Le président américain Donald Trump a déclaré samedi qu’un accord entre les États-Unis et l’Iran pour mettre fin à la guerre au Moyen-Orient avait été « largement négocié », tout en précisant qu’il était « sous réserve d’être finalisé » entre les deux pays et d’autres acteurs régionaux. Dans un message publié sur sa plateforme Truth Social, il a indiqué que le projet d’accord inclut la réouverture du détroit d’Ormuz, voie stratégique par laquelle transitait un cinquième des hydrocarbures mondiaux avant le conflit. Cette annonce intervient alors que des informations non officielles faisaient état, vendredi, de possibles nouvelles frappes américaines contre l’Iran durant le week-end.

Plus tôt dans la journée, M. Trump avait estimé, lors d’un entretien téléphonique, que l’accord « se rapproche grandement » et avait évalué à « 50-50 » les chances d’un « bon » accord ou d’une reprise de la guerre. « Chaque jour, ça s’améliore », avait-il affirmé.

L’Iran confirme un protocole d’accord en 14 points

De son côté, le porte-parole du ministère iranien des Affaires étrangères, Esmaïl Baghaï, a confirmé samedi que son pays était « en phase de finalisation » d’un protocole d’accord avec les États-Unis. Il a précisé que ce texte comporte « 14 clauses » et que les discussions portent notamment sur « la fin des actes de piraterie menées par les États-Unis contre la navigation internationale », en référence au blocus naval imposé par Washington le 12 avril. Ce blocus avait été décrété après que l’Iran avait de facto bloqué le détroit d’Ormuz depuis le début du conflit.

M. Baghaï a toutefois exclu, « à ce stade », toute inclusion du dossier nucléaire iranien dans le cadre de l’accord. « Nous savons que notre dossier nucléaire a servi de prétexte à deux guerres d’agression contre le peuple iranien », a-t-il déclaré à la télévision d’État Irib.
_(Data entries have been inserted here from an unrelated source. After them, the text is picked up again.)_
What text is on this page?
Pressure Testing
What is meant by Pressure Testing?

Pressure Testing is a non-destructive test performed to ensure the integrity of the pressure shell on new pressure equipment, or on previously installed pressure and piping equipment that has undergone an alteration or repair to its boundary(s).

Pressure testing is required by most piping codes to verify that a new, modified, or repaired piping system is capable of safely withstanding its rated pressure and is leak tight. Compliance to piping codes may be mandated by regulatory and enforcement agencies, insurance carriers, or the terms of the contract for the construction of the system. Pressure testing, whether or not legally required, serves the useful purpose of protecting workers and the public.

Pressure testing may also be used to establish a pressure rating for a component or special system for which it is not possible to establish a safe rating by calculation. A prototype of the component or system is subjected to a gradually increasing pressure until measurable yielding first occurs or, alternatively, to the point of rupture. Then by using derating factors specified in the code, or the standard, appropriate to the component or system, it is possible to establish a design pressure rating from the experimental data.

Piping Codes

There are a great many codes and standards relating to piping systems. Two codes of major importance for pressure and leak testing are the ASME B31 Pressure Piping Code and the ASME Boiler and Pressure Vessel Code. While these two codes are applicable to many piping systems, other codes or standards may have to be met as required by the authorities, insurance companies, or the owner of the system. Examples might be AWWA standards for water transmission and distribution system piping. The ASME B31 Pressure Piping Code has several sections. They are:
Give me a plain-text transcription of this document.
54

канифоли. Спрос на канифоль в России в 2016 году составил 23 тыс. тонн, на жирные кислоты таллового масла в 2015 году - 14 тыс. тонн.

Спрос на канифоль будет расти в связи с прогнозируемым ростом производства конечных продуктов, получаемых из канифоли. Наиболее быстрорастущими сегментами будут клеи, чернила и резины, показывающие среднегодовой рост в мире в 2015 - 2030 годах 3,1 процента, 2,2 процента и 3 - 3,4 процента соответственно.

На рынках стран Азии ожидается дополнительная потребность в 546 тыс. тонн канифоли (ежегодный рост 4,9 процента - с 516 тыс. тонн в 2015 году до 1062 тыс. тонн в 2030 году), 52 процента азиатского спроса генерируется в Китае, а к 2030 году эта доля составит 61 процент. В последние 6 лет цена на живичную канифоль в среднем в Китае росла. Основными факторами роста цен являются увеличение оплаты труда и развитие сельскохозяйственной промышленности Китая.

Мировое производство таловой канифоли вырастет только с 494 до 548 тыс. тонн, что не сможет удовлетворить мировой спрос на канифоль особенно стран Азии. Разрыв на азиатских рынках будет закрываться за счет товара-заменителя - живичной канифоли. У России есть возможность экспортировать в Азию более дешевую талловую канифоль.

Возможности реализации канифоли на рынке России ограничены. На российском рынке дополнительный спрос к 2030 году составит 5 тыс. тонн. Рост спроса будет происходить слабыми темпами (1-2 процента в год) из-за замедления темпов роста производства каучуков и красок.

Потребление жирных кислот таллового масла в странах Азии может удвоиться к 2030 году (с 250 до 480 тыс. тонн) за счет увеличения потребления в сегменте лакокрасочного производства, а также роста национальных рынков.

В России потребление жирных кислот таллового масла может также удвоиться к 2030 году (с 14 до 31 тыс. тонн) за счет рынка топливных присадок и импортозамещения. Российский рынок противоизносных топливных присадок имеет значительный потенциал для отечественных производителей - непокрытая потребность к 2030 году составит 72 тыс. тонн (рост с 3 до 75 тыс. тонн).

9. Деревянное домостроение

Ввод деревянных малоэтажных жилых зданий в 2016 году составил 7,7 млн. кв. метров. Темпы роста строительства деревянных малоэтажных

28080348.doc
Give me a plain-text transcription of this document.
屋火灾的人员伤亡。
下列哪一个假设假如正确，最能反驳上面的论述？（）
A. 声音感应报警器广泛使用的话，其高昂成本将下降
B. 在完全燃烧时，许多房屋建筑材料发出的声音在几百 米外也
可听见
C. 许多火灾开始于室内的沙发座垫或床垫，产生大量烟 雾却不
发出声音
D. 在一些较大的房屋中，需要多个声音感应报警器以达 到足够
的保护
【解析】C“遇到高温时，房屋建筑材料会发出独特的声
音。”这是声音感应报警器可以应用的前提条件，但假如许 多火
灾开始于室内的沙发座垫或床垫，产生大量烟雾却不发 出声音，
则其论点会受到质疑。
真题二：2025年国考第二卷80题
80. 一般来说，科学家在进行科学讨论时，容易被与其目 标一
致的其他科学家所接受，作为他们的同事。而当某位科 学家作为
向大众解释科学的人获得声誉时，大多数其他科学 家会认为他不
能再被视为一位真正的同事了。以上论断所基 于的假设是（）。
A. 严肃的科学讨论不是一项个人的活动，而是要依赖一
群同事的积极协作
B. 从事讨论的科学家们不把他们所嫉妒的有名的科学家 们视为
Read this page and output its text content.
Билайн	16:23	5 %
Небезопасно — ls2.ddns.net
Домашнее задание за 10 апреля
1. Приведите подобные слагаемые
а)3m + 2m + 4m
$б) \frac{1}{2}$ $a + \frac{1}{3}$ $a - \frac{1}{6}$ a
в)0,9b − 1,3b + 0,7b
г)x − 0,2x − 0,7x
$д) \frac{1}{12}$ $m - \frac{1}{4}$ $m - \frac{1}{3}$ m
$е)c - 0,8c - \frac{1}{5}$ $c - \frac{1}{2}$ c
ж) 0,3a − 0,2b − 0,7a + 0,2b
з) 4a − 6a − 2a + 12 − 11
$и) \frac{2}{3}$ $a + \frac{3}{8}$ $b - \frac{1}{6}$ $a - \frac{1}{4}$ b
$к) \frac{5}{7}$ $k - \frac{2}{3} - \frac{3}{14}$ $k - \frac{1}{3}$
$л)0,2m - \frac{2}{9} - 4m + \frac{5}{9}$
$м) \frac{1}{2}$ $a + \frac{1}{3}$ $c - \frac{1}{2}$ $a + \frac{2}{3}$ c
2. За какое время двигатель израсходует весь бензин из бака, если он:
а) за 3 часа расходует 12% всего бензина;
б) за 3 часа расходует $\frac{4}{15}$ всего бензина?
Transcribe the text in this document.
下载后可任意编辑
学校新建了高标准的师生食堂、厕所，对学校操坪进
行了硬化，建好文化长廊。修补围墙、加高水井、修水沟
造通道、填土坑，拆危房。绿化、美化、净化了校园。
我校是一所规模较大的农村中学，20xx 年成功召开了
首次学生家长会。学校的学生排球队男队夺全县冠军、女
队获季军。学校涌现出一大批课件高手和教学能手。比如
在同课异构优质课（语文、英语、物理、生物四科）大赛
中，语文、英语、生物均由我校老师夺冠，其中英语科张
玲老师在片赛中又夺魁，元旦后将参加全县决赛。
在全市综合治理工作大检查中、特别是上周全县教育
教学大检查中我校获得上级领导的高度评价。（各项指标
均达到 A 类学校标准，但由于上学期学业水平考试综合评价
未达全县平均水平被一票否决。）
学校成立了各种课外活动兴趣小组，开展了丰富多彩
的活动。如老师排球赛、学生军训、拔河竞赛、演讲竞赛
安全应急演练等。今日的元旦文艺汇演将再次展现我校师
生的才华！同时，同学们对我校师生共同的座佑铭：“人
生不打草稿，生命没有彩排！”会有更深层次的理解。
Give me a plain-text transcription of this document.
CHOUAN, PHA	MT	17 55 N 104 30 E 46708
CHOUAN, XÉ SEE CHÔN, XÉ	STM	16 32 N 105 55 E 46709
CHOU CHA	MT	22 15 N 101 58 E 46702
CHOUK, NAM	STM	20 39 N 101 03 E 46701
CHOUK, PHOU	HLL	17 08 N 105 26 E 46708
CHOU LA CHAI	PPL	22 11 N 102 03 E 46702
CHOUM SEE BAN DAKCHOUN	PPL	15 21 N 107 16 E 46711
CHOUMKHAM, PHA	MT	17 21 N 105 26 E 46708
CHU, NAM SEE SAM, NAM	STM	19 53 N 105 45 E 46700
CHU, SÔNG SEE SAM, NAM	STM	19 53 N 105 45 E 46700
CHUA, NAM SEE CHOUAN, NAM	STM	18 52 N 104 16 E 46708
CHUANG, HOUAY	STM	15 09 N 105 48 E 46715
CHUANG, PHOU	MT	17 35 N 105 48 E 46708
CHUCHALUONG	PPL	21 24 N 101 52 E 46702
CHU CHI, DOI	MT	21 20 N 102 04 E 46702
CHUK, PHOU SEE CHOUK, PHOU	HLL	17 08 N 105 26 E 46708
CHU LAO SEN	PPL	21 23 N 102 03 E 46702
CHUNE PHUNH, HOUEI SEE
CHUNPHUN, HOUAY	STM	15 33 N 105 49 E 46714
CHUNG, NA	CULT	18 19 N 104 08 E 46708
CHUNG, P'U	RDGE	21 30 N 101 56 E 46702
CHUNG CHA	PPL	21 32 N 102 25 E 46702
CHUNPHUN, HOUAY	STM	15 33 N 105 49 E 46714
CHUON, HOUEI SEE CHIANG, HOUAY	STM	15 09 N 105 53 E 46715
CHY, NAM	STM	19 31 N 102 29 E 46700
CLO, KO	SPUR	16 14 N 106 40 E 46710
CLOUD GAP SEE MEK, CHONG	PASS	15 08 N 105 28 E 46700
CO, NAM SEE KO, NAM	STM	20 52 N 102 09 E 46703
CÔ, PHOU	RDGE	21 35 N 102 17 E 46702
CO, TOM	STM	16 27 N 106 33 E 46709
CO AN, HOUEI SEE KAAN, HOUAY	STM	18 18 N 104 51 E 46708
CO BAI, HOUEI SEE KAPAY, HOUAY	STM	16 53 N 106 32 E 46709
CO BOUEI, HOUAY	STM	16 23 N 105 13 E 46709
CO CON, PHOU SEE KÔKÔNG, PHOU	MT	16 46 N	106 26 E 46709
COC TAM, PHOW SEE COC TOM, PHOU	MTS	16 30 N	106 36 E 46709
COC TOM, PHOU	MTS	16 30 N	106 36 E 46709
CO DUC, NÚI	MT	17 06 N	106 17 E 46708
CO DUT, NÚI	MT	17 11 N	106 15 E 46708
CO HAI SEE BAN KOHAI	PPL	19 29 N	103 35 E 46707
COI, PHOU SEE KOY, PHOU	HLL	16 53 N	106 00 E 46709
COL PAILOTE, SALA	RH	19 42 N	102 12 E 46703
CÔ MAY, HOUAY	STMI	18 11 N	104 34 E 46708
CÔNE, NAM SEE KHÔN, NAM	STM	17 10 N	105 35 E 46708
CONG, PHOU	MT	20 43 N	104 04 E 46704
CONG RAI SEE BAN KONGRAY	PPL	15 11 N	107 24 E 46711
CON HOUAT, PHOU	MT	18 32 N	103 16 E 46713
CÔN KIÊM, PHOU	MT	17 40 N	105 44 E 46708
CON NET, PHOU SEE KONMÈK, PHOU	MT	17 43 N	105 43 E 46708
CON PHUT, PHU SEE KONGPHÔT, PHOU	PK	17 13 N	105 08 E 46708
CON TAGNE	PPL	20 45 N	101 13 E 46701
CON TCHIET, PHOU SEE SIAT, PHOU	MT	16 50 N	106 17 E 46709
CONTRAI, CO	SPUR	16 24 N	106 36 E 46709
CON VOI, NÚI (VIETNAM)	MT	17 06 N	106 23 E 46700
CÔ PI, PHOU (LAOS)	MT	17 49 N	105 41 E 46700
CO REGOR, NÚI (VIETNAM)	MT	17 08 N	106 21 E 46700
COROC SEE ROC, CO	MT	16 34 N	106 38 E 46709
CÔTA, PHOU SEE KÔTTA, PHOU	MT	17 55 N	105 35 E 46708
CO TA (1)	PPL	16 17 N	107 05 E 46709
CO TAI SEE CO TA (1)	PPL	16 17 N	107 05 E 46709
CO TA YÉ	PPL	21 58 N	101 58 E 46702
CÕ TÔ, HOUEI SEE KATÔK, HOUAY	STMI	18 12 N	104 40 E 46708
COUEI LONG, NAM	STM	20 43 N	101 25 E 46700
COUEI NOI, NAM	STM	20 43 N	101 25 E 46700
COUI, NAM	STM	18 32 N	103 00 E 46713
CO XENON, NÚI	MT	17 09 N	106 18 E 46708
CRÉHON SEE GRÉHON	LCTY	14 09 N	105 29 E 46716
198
Il a également fait état d’une « tendance au rapprochement » après plusieurs semaines de pourparlers bilatéraux.

Hezbollah et Liban : une condition iranienne

Le Hezbollah libanais a affirmé samedi avoir reçu un message du ministre iranien des Affaires étrangères, Abbas Araghchi, assurant que l’Iran « ne renoncera pas à son soutien aux mouvements qui réclament la justice et la liberté, au premier rang desquels le Hezbollah ». Selon un communiqué du groupe, la dernière proposition iranienne transmise à Washington par des médiateurs pakistanais inclut la demande que le Liban soit intégré dans un cessez-le-feu, condition nécessaire à une « fin permanente » de la guerre.

Divergences entre Washington et Tel-Aviv ?

Donald Trump a indiqué avoir eu un entretien téléphonique avec le Premier ministre israélien Benjamin Netanyahu « séparément » de sa discussion avec plusieurs dirigeants d’États du Golfe. Selon des informations circulant dans les médias américains, des stratégies divergentes opposeraient les deux alliés, M. Trump poussant pour une solution diplomatique tandis que M. Netanyahu souhaiterait reprendre les combats. Le président américain a qualifié l’appel avec M. Netanyahu de « très bien passé » sur Truth Social.

Rubio optimiste, Ghalibaf menace

Le secrétaire d’État américain Marco Rubio, en déplacement à New Delhi, a estimé qu’il y avait « une chance » que l’Iran accepte un accord dès samedi. « Il est possible que plus tard aujourd’hui, demain ou dans quelques jours, nous ayons des informations à communiquer », a-t-il déclaré, espérant de « bonnes nouvelles ».

En revanche, le principal négociateur iranien, Mohammad Bagher Ghalibaf, a promis une réponse « écrasante » si les États-Unis reprenaient la guerre. Cette déclaration contraste avec le ton conciliant affiché par le porte-parole diplomatique et illustre les tensions internes autour des négociations.

Alors que les pourparlers semblent entrer dans une phase décisive, la communauté internationale reste en attente d’un éventuel accord qui pourrait mettre fin à des mois de conflit dévastateur au Moyen-Orient.